To my two teenagers, Dylan no longer sounds old, Folk no longer seems so soft, and lyrical messages penned 60 years ago speak directly to the world they live in today.

It is so awesome, and it is so in the spirit of TeachRock.

And in that spirit, we’re thrilled to share several fantastic Dylan-centric lesson plans we hope will get your students engaged, inspired, and thinking for themselves.

Folk Music, Rock and Roll Attitude asks students to examine the texts of songs from several genres and draw their own conclusions about the value and meaning of the categories Dylan grew to despise being placed in during A Complete Unknown. It’s a fantastic resource for both ELA and General Music classrooms.

The song “Blowin’ in the Wind” was certainly a centerpiece of A Complete Unknown, and ”Blowin’ in the Wind” as a Rallying Cry asks students to consider how the song, “uses poetic devices to communicate an open-ended yet powerful message about the human condition, without ever losing its historical specificity? The lesson also links to Modern Band Charts from our partners at Music Will–you can perform the song too!

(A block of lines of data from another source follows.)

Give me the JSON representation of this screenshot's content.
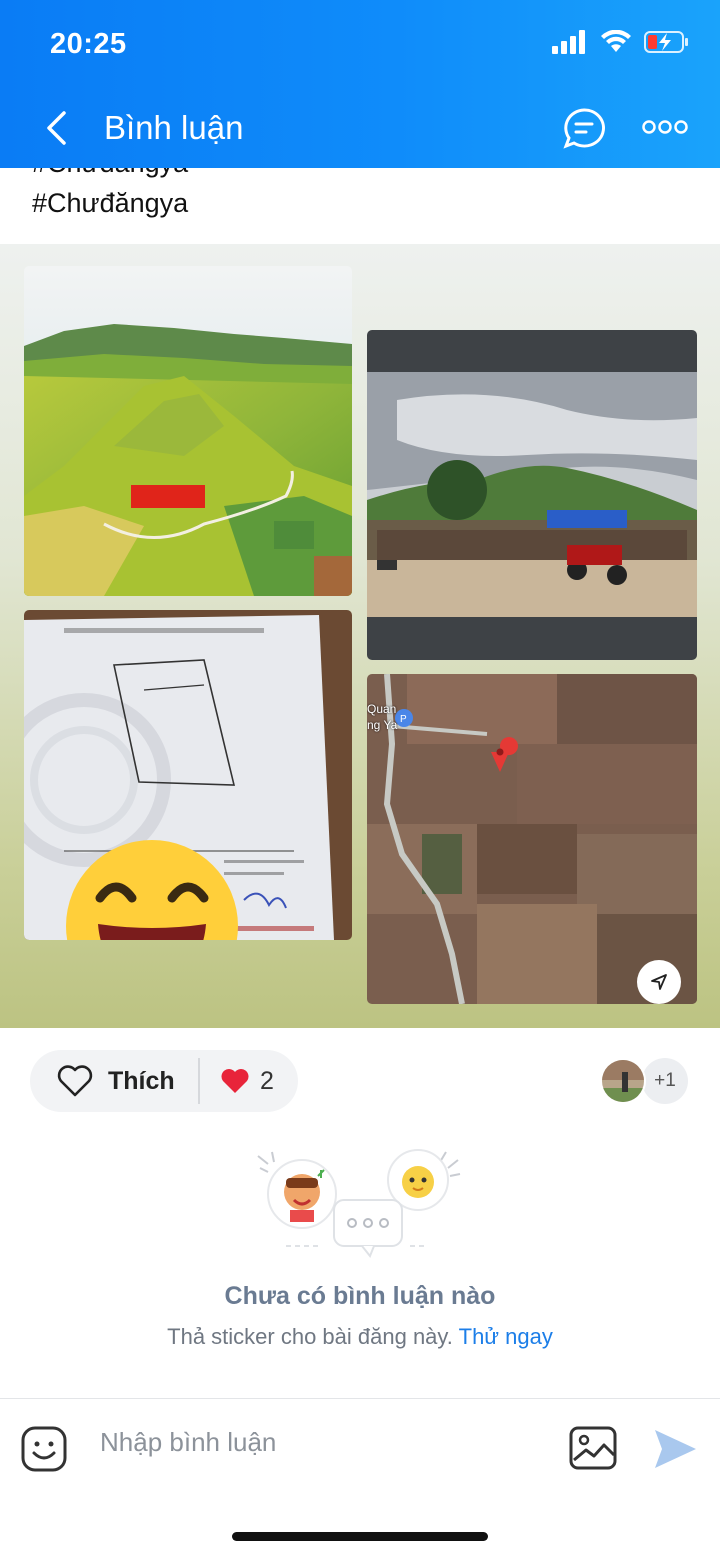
{
  "status_bar": {
    "time": "20:25"
  },
  "nav": {
    "title": "Bình luận"
  },
  "post": {
    "hashtag_cut": "#Chưđăngya",
    "hashtag": "#Chưđăngya"
  },
  "photos": {
    "map_label": "Quan",
    "map_label2": "ng Ya"
  },
  "reactions": {
    "like_label": "Thích",
    "heart_count": "2",
    "extra_viewers": "+1"
  },
  "comments": {
    "empty_title": "Chưa có bình luận nào",
    "empty_subtitle": "Thả sticker cho bài đăng này.",
    "try_link": "Thử ngay"
  },
  "composer": {
    "placeholder": "Nhập bình luận"
  },
  "colors": {
    "header_blue": "#0a7cf5",
    "link_blue": "#1c7ee8",
    "heart_red": "#e8243a"
  }
}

For the ELA classroom, the pair of lessons, Dylan as Poet, and Debating Dylan’s Nobel Prize offer students the chance to contextualize Dylan within the literary worlds he loves and ultimately engage in debate regarding whether his lyricism hops the boundary between song and literature.

For students who may be curious about Pete Seeger’s brief court appearance in A Complete Unknown, Artists Protest McCarthyism uses footage of both McCarthy and Seeger to explore that dark moment in U.S. History.

The answers are indeed blowin’ in the wind, and we hope these resources will help inspire you and your students to catch them.